Ale śledczy z Lublina tych opinii nie podzielili. Wydana została decyzja o odmowie wszczęcia postępowania w tej sprawie.
To trwa od lat
W uzasadnieniu prokurator przypomniał m.in. historię inwestycji, którą spółka PRBUD Development z Kalinowic od lat usiłuje zrealizować przy ul. Wyszyńskiego, ale nie może. Aby postawić blok inny, niż dopuszcza plan zagospodarowania przestrzennego, potrzebuje zgody radnych w oparciu o tzw. specustawę lex deweloper. Tymczasem radni Zamościa już cztery razy powiedzieli tej budowie „nie”.
Trzy z uchwał w tej sprawie, podejmowane w 2020, 2021 i 2022 roku, zostały unieważnione przez Wojewódzki Sąd Administracyjny w Lublinie, który stwierdził m.in. że wydając decyzje odmowne radni powinni oprzeć je na argumentach przekonywujących, a tymczasem użyli takich, które, jak stwierdził prokurator, uznano za „chybione”. Dodajmy, że czwarta uchwała, z lutego br. też została zaskarżona do WSA, a decyzja ma zapaść 22 czerwca.
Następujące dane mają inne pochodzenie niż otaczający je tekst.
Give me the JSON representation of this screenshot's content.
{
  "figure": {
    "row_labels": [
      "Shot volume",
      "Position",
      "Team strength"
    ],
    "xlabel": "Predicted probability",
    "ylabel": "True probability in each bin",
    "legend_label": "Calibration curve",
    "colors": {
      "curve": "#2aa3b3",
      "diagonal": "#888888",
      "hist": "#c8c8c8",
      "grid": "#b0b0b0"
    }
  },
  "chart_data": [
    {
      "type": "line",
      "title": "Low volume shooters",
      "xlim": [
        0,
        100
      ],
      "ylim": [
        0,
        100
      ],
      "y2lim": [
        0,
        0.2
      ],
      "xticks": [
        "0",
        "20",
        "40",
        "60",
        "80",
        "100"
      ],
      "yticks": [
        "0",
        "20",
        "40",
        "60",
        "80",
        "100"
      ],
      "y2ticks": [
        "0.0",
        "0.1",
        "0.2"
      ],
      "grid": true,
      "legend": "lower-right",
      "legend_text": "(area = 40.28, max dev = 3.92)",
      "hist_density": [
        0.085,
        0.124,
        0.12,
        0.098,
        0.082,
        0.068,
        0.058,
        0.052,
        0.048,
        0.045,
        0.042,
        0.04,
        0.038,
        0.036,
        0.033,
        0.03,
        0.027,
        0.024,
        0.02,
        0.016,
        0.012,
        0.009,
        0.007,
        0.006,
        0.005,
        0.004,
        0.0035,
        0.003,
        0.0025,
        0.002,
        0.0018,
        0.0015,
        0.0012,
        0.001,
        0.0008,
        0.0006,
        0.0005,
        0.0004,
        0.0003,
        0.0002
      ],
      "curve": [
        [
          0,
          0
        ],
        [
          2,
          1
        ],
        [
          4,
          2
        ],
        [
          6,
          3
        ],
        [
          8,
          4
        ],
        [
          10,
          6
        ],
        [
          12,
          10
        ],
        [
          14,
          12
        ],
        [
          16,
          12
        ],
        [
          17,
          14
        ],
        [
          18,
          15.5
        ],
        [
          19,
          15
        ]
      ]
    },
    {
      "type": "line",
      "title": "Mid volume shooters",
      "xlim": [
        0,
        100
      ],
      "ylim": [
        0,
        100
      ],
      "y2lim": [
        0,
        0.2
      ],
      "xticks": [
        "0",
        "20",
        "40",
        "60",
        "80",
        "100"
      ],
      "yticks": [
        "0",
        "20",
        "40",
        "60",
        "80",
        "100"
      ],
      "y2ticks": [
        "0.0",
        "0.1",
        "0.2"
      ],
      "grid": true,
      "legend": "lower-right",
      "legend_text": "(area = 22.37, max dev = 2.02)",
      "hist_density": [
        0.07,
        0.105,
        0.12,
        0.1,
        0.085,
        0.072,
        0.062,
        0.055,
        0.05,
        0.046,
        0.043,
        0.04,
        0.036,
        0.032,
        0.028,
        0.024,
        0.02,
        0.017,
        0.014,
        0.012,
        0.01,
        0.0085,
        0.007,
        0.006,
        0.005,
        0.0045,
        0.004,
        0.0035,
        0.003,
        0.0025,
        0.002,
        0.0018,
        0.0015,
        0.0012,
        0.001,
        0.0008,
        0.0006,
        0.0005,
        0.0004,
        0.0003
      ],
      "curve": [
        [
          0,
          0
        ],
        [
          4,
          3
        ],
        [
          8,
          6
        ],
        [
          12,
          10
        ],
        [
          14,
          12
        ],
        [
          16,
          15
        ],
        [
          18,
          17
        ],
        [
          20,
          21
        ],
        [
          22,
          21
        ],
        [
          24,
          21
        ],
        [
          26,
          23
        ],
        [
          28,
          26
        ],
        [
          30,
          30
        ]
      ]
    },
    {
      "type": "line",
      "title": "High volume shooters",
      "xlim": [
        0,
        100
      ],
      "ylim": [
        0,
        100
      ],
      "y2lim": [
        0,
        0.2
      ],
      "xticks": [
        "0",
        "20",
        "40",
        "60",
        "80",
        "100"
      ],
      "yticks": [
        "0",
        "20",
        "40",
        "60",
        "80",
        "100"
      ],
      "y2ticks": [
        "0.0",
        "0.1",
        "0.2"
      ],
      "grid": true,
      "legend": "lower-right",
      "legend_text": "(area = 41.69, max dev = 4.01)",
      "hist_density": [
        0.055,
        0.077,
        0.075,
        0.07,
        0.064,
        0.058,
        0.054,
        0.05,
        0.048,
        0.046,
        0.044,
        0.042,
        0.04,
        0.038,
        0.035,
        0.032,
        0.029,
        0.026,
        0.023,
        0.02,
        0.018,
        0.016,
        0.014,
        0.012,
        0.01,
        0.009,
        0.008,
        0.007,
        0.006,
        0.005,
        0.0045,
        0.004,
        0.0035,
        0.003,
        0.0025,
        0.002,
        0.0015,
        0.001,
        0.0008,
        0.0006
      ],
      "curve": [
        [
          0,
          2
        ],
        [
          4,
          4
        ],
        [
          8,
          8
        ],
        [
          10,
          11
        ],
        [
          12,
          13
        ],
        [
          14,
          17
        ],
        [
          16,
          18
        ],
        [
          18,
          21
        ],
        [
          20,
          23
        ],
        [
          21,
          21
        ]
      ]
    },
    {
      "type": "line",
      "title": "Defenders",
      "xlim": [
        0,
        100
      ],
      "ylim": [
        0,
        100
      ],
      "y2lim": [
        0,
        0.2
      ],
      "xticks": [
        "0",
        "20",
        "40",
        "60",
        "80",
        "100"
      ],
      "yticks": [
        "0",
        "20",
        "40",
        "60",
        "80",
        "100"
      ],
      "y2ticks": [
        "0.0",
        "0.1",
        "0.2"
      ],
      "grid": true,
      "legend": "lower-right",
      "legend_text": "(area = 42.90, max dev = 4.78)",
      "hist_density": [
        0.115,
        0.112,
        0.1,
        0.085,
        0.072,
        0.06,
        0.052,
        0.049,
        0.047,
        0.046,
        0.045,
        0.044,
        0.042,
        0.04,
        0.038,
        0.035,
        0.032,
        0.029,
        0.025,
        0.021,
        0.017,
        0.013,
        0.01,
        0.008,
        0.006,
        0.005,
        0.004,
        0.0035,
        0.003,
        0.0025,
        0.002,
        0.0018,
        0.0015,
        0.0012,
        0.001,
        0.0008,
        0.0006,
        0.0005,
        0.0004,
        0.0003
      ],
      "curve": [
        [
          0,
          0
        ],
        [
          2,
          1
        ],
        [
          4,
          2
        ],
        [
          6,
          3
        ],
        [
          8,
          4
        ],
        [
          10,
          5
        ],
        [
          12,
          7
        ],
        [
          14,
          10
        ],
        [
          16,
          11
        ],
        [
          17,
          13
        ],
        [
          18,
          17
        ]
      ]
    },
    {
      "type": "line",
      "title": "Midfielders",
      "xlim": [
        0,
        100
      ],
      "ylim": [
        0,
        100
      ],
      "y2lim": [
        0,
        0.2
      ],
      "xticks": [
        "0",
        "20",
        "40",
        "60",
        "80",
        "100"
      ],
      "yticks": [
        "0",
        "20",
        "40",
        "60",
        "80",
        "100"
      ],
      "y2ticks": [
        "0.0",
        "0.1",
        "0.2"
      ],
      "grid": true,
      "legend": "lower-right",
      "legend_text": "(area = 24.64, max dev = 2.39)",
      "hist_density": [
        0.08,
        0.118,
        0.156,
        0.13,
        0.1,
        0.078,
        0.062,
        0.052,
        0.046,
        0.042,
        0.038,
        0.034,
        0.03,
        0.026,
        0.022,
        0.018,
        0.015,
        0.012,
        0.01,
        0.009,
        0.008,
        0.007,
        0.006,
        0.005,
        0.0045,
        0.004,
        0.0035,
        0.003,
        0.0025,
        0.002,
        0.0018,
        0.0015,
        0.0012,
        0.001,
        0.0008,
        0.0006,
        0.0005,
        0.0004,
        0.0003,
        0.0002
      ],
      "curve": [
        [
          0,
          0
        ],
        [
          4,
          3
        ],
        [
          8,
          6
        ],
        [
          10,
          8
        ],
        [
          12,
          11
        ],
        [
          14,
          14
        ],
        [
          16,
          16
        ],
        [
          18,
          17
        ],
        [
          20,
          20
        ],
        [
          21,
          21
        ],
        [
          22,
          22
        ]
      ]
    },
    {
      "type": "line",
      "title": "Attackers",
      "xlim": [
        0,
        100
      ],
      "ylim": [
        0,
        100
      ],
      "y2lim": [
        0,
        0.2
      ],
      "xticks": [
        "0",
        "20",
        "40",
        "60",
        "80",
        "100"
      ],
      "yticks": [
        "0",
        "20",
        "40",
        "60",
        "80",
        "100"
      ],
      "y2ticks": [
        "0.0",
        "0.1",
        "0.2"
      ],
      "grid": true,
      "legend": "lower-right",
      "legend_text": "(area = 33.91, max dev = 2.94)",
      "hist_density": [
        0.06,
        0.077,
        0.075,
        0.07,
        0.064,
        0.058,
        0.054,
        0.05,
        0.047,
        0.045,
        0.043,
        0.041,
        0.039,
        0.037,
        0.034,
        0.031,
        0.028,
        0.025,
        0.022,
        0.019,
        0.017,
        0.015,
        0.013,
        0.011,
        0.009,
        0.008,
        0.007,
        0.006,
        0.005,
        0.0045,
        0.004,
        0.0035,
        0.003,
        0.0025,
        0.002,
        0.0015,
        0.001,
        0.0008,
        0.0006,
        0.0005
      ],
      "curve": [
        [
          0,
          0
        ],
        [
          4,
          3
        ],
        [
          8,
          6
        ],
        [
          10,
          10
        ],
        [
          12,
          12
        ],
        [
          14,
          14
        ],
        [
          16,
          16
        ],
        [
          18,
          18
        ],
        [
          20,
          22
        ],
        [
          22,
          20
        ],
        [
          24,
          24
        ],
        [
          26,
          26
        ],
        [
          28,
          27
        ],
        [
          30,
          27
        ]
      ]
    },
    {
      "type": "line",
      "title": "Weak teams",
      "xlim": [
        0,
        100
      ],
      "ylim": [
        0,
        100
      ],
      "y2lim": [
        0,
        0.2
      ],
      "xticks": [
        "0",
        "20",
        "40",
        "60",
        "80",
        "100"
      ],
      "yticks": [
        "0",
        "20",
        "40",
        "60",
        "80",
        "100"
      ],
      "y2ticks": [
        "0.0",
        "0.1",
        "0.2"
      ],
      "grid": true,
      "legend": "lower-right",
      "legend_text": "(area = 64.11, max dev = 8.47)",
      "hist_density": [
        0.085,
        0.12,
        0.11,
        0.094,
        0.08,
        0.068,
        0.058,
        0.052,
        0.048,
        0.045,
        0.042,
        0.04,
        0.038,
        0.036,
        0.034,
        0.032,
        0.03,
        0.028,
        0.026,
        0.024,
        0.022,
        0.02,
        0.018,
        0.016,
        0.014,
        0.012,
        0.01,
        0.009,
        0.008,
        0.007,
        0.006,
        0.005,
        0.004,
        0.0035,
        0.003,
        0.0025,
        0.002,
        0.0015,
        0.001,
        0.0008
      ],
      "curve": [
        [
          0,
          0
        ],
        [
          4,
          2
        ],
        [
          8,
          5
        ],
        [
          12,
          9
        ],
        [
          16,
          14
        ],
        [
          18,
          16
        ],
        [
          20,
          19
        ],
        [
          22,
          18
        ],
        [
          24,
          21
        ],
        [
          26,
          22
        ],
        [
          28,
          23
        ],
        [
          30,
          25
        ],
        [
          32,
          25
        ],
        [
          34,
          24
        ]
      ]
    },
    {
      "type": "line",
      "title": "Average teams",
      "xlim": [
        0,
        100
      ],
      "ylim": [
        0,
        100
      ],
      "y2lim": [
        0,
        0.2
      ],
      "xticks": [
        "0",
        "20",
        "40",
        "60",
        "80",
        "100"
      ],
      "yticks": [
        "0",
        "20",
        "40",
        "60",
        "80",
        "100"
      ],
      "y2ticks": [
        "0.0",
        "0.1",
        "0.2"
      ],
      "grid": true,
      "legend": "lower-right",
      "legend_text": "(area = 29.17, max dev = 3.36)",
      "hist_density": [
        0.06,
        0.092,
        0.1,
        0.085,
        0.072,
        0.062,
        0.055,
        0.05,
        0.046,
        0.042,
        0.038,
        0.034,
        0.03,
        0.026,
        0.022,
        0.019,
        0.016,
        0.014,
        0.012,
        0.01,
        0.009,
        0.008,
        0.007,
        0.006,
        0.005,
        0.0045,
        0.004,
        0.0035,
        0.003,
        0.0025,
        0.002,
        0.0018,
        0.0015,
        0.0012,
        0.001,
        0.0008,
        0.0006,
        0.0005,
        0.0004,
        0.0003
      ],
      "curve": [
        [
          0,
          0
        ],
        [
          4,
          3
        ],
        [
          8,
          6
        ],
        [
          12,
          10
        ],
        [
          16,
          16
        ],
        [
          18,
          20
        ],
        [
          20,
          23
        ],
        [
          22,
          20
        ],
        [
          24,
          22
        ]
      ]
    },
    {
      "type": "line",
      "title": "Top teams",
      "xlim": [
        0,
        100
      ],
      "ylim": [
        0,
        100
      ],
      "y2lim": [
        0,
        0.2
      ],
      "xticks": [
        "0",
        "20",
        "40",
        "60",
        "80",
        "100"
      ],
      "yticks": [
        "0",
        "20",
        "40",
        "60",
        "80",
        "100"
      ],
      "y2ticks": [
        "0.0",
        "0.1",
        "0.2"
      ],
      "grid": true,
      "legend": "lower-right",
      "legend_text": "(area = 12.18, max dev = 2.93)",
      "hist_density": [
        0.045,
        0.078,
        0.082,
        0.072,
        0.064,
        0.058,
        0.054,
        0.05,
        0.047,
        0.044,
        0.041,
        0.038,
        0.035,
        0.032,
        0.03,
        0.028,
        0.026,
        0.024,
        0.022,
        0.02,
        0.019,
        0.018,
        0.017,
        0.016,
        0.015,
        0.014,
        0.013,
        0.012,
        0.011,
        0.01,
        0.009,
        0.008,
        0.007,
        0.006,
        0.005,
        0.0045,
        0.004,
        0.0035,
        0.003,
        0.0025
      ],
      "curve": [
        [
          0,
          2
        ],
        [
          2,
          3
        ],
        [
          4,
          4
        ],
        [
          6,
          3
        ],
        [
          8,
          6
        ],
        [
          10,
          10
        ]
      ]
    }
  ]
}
Ponadto prokurator w uzasadnieniu przypomniał, że jeszcze jesienią 2021 inwestor wzywał radnych do niezwłocznego podjęcia uchwały o ustaleniu lokalizacji inwestycji i już wtedy zastrzegał, że jeśli tak się nie stanie, to może domagać się odsetek ustawowych od szacunkowej wartości inwestycji wynoszącej ponad 20,3 mln zł.
Przywołał również wezwanie skierowane w lutym br. przez pełnomocniczkę PRBUD Development do miasta o wypłatę ponad 1,4 mln zł „tytułem naprawienia szkody przez bezprawne działanie Rady Miasta Zamość polegającym na bezzasadnym wydawaniu uchwały odmawiającej ustalenia lokalizacji inwestycji”.
„Końcowo wypada zauważyć, że nieprofesjonalne i sprzeczne z zasadami współżycia społecznego jest formułowanie zarzutów karnych i kierowanie zawiadomienia o podejrzeniu możliwości popełnienia przestępstwa wobec osób, które korzystają z prawa do dochodzenia roszczeń cywilnych z tytułu odpowiedzialności deliktowej. Działanie takie, w sytuacji, gdy organ nie tylko nie postąpił stosownie do wskazań zawartych w uzasadnieniu do wskazanych wyroków sądu administracyjnego, ale wręcz w sposób jawny te wskazania neguje, zarzucając ich wadliwość, czemu wprost daje wyraz w uzasadnieniu do wydanej uchwały, jawi się jako nadużycie prawa mające osiągnąć efekt mrożący” – zakończył uzasadnienie prokurator Marcin Kozak.
Ciąg dalszy nastąpi?
– Ta decyzja nie była dla mnie żadnym zaskoczeniem, bo prokurator w uzasadnieniu zawarł wszystko, co dla mnie było już od dawna jasne – komentuje sytuację Robert Kycko, prezes PRBUD Development.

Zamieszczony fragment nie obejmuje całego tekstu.